Amar made the announcement in a letter he sent to Rabbi David Banino, head of the Jerusalem religious council’s mikveh department, telling him that mikveh directors and attendants should not allow women to immerse in the mikvaot they operate unless it is for Jewish family purity.

What the decision effectively did was exclude married women, singles, divorcées and widows who wished to immerse in a mikveh for spiritual purposes ahead of Yom Kippur, the holiest day in the Jewish calendar.

The motivation behind Amar’s ruling was what he described as “awful promiscuity.” He explained that in current times “we have arrived at a situation so awful that things which we were embarrassed to think about in private and in inner sanctums have become a symbol of freedom and progress.”

Besides being illegal for discriminating against women, Amar’s ruling is an insult to women who wish to immerse in a mikveh as part of their spiritual growth with no connection to their menstrual cycle.

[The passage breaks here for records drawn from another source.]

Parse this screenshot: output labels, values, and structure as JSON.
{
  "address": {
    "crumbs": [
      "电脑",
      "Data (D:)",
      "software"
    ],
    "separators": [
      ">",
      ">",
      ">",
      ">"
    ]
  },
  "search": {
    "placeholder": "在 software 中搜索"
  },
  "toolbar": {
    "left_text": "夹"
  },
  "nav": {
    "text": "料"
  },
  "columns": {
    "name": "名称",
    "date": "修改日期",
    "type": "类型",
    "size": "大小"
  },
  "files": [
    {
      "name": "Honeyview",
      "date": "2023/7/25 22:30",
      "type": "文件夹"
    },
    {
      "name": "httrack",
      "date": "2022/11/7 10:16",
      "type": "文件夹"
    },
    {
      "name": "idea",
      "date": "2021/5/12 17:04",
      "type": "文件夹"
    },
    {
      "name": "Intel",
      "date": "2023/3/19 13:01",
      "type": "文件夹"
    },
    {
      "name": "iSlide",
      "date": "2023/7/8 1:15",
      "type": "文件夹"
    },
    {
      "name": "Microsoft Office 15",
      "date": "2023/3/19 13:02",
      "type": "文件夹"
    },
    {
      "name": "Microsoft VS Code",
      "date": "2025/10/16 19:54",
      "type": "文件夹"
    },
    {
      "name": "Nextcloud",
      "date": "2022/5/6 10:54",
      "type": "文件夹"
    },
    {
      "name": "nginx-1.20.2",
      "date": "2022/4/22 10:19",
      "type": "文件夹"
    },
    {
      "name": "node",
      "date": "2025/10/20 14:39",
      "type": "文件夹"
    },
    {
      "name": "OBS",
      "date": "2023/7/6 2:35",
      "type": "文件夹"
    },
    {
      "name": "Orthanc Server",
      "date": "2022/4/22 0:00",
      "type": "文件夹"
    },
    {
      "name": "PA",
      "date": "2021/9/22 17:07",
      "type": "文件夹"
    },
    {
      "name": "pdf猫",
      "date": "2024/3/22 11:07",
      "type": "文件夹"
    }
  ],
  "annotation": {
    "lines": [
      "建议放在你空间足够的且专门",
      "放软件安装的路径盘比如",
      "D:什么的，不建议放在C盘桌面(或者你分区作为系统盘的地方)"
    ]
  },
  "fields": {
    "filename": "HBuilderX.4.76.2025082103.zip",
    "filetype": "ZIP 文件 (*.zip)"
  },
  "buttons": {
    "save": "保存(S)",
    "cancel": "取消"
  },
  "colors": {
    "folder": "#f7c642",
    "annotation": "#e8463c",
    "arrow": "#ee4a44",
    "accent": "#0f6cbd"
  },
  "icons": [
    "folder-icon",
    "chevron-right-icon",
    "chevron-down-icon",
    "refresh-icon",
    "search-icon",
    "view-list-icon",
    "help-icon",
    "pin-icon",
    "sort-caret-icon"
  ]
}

“It is unfortunate that on the eve of Yom Kippur, a time when Jews unite in reflection and humility, the Jerusalem religious council is choosing to divide Jews,” said the director of the religious services advisory organization Itim Rabbi Seth Farber.

While unfortunate, Amar’s ruling is not surprising. There is a trend within the ultra-Orthodox-run Chief Rabbinate to dismiss any act of religion that does not meet its strict standards. This applies to kashrut laws, the participation of women in religious leadership roles and the way progressive Jews – mostly from the Reform and Conservative movements – are continually disregarded at the Western Wall.

Amar is the same rabbi who has repeatedly brought his followers to the egalitarian prayer plaza at the Kotel to pray and to prevent progressive Jews from being able to use the site.

Amar was also the rabbi who in 2017 said that Reform Jews “deny more than Holocaust deniers.”

“Today there was a hearing on the Kotel on the petition of the cursed evil people who do every iniquity in the world against the Torah – they even marry Jews and non-Jews,” Amar said at the time.

That is why it was so disturbing to see Religious Services Minister Matan Kahana meet with Amar on Friday together with Ashkenazi Chief Rabbi David Lau. The reason he met Amar – a former chief rabbi – and not with Sephardi Chief Rabbi Yitzhak Yosef is because Yosef is reportedly boycotting the minister from Prime Minister Naftali Bennett’s Yamina Party due to his kashrut reform and other future plans for the rabbinate.

Kahana can meet with whomever he likes. One photo from the meeting though was particularly disturbing. It showed Kahana kissing Amar’s hand. Had Kahana not read what Amar said about fellow Jews just a few years ago? Did he not know about the rabbi’s controversial decision to block women from immersing in mikvaot under the excuse that doing so was promiscuous?

It is time for the government to break the hold these rabbis and their ultra-Orthodox patrons have over religious life in Israel. The coalition led by Bennett together with Foreign Minister Yair Lapid, is the perfect government to do so. They do not have haredi partners and while both men are holding onto the hope that the haredi parties of Shas and United Torah Judaism will one day enter their government, they should not let that hope hold them and Israel hostage.

Today, on the eve of Sukkot, is the perfect time for the government to start enacting these changes. Sukkot is a holiday that shows the beauty of Judaism; it represents our understanding of how homes are temporary, our concern for the environment and commemorates how God sheltered the Israelites when they left Egypt.

Now is the time to show Israelis that Judaism is not a political tool in the hands of people whose only interest is to shut out those with whom they don’t agree. It is time to stop the politicization of our religion.